Das Ziel unserer Exkursion war es, die Verbindung zur Universität Poitiers zu erneuern und den Austausch zwischen den Partnerstädten Marburg und Poitiers zu intensivieren. Was auf den ersten Blick etwas abstrakt klingt, führte während unserer Exkursion zu vielen herzlichen Begegnungen und lebendigen Diskussionen zwischen allen Teilnehmern, ob Deutsche oder Franzosen. Die französische Sprache wurde intensiv geübt. Es folgt ein kleiner Bericht über die Ereignisse während der Exkursion.
Tag 1:
Am Ende der Zugfahrt von Marburg nach Poitiers, die ohne größere Probleme vonstatten ging, wurden wir netterweise am Bahnhof von einer Gruppe französischer Studentinnen und Dozierenden empfangen. Sie zeigten uns unsere Unterkünfte (bei ihnen zu Hause oder in einer Jugendherberge) und führten uns zu einem ersten abendlichen Treffen im Innenhof der Universität (Fakultät für Literatur und Sprachen). Mit einer Auswahl aus unseren Mitbringseln aus Deutschland und kleiner Gerichte der französischen Austauschstudenten verwöhnt, lernten wir einige interessante Menschen kennen, die uns von ihren Abenteuern und Erfahrungen berichteten: Die Studentin Tiphaine Jeannot und das Team des queeren Künstlerkollektivs "la colocdrag" hatten sich 2021 mehrere Tage Zeit genommen, Marburg zu reisen, um die Besonderheiten der dazwischenliegenden Regionen zu entdecken und sich mit LGBT-Bürgerinnen und -Bürgern vor Ort auszutauschen.
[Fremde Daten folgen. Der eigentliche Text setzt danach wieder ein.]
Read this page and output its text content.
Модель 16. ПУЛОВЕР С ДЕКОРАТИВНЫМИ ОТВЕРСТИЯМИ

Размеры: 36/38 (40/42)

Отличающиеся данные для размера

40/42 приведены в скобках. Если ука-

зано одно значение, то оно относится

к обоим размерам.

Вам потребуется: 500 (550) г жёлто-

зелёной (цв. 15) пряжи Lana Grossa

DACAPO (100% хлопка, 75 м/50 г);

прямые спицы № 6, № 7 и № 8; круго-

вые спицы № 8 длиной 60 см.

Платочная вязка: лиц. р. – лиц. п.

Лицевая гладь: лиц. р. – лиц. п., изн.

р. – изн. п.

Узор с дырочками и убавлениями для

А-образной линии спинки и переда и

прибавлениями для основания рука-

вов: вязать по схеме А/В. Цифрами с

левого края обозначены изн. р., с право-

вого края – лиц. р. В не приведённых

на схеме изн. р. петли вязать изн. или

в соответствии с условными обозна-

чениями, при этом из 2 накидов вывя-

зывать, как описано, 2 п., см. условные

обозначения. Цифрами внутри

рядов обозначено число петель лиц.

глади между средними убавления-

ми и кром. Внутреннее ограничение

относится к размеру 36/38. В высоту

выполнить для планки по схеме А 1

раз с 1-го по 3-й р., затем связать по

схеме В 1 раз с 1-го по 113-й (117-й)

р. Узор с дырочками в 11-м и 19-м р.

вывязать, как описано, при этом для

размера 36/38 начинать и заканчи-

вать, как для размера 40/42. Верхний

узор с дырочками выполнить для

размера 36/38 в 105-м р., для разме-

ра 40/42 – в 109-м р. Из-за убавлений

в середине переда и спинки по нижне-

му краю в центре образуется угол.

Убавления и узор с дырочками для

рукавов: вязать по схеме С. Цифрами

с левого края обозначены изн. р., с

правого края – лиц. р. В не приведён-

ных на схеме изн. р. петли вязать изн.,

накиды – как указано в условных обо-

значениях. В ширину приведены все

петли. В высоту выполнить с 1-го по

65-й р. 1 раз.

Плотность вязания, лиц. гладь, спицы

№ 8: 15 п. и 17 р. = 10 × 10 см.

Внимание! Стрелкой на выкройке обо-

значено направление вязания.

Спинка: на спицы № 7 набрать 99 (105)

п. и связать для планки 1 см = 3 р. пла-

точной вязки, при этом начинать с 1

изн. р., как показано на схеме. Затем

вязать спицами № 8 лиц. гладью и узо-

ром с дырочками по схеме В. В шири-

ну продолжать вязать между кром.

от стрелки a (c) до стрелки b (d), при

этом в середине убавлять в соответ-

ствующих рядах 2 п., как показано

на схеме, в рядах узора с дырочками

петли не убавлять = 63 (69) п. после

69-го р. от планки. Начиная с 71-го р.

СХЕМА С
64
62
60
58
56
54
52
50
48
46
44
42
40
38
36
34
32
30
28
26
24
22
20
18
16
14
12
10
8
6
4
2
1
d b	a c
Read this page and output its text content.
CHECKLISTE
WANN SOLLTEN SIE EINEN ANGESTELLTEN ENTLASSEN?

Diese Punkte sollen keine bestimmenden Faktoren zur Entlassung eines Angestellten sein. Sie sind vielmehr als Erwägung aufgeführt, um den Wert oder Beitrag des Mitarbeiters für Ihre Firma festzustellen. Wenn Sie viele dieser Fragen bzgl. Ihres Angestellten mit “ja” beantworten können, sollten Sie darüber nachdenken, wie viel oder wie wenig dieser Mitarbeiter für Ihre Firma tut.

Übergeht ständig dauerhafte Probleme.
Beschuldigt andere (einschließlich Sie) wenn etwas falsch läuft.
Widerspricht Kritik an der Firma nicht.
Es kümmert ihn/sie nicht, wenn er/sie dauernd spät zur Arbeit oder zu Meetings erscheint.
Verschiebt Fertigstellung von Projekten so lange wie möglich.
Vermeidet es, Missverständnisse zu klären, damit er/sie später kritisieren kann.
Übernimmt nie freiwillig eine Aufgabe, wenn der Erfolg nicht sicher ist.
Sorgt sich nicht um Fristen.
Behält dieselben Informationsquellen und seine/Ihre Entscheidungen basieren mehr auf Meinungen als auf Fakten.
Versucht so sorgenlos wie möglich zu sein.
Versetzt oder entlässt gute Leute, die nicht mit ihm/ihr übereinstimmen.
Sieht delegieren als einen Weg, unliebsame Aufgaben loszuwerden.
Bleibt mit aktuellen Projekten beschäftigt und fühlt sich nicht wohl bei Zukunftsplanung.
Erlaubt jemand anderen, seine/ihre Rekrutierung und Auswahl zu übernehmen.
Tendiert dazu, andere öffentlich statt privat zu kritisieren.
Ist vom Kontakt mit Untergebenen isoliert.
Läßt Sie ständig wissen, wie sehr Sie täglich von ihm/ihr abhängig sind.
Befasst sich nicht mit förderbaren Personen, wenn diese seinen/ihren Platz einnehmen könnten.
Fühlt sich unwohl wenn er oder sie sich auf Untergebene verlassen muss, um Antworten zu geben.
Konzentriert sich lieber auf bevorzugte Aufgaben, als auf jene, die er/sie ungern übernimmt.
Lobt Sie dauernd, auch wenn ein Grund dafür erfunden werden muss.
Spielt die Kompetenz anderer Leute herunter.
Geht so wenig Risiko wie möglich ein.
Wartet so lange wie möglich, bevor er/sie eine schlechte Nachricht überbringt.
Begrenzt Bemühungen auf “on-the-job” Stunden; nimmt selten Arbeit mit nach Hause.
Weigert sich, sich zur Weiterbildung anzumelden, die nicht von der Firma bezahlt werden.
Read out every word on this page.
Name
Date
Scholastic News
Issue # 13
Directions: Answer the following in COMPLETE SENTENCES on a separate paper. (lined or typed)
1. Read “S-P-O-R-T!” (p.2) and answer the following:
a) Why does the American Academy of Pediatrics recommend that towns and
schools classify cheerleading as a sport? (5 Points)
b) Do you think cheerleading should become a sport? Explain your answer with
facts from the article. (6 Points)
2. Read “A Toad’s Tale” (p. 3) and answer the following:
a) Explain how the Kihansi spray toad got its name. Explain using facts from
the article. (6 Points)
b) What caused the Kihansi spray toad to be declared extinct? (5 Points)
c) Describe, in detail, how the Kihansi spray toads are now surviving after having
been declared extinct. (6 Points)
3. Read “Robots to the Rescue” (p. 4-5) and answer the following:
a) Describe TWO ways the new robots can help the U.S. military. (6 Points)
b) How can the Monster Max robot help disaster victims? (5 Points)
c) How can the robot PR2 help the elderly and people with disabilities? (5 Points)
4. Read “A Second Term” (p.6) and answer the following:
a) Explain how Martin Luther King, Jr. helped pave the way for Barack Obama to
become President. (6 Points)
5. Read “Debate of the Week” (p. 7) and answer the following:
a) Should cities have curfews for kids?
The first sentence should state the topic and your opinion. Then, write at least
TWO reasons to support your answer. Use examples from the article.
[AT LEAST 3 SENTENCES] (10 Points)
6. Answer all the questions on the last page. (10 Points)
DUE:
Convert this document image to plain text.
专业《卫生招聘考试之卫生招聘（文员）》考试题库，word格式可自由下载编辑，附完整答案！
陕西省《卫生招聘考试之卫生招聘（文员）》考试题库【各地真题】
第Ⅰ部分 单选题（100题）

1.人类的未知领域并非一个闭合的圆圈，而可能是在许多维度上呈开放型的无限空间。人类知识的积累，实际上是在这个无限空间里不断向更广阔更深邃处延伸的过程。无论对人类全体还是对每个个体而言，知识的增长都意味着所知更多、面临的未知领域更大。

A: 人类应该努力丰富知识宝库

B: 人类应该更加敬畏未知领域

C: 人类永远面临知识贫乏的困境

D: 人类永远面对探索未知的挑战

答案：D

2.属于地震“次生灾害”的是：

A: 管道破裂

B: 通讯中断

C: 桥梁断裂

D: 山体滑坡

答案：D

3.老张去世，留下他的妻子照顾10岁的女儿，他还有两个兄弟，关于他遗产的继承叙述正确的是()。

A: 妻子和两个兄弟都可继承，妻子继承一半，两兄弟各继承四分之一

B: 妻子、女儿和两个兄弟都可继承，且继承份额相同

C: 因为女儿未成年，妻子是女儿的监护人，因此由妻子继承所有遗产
Außerdem trafen wir den Filmemacher Chris Dussoir, der bei den Dreharbeiten im Rahmen des Projektseminars “Landeskunde mit Didaktik” des letzten Wintersemesters für den Deutsch-Französischen Tag 2022 in den Straßen von Marburg und Poitiers mitgewirkt hatte.
Tag 2:
Was macht man wenn man in Poitiers ist? Man genießt die Kultur und natürlich das gute Essen (insbesondere die lokalen Spezialitäten)! An diesem Tag entschieden wir uns, mit den französischen Studentinnen, die uns am Vortag empfangen hatten, mehr über die Stadt und ihre kulinarischen Angebote zu erfahren. Die erste Gelegenheit dazu bot sich auf dem Markt im Stadtzentrum, wo wir eine Reihe frischer Lebensmittel aus der Region für ein Picknick zusammenstellten. Allerdings hatten wir nicht nur Appetit auf Essen, sondern auch auf Kultur, sodass wir zunächst ein klassisches Konzert in der Mediathek von Poitiers besuchten, das im Rahmen des "joli mois de l'Europe" veranstaltet wurde. Anschließend ruhten wir uns auf der Wiese im Parc de Blossac aus und genossen unser Picknick, das wir auf dem Markt gekauft hatten: verschiedene Käsesorten, Wurstwaren und vor allem „tourteaux
fromagers“, köstliche Kuchen aus Ziegenkäse. Am Nachmittag haben wir die Stadt durchstreift. Eine interessante Situation spielte sich auf dem Platz vor dem Rathaus ab: Ein Stand bot den ein Geografiespiel an, bei dem wir versuchten, die Hauptstädte von ganz Europa auf einer großen Karte zuzuordnen. Als überzeugte Europäer nahmen wir diese Herausforderung natürlich an und meisterten sie! Am Ende unseres Spaziergangs durch Poitiers versammelten wir uns zum Essen beim Truck-Festival auf der Îlot Tisot. Dort spielten wir Gesellschaftsspiele, die wir uns vor Ort ausgeliehen hatten. Dabei lernten einige von uns das mehrfach ausgezeichnete Spiel „Dixit“ kennen, das von Jean-Louis Roubira in Poitiers erfunden wurde.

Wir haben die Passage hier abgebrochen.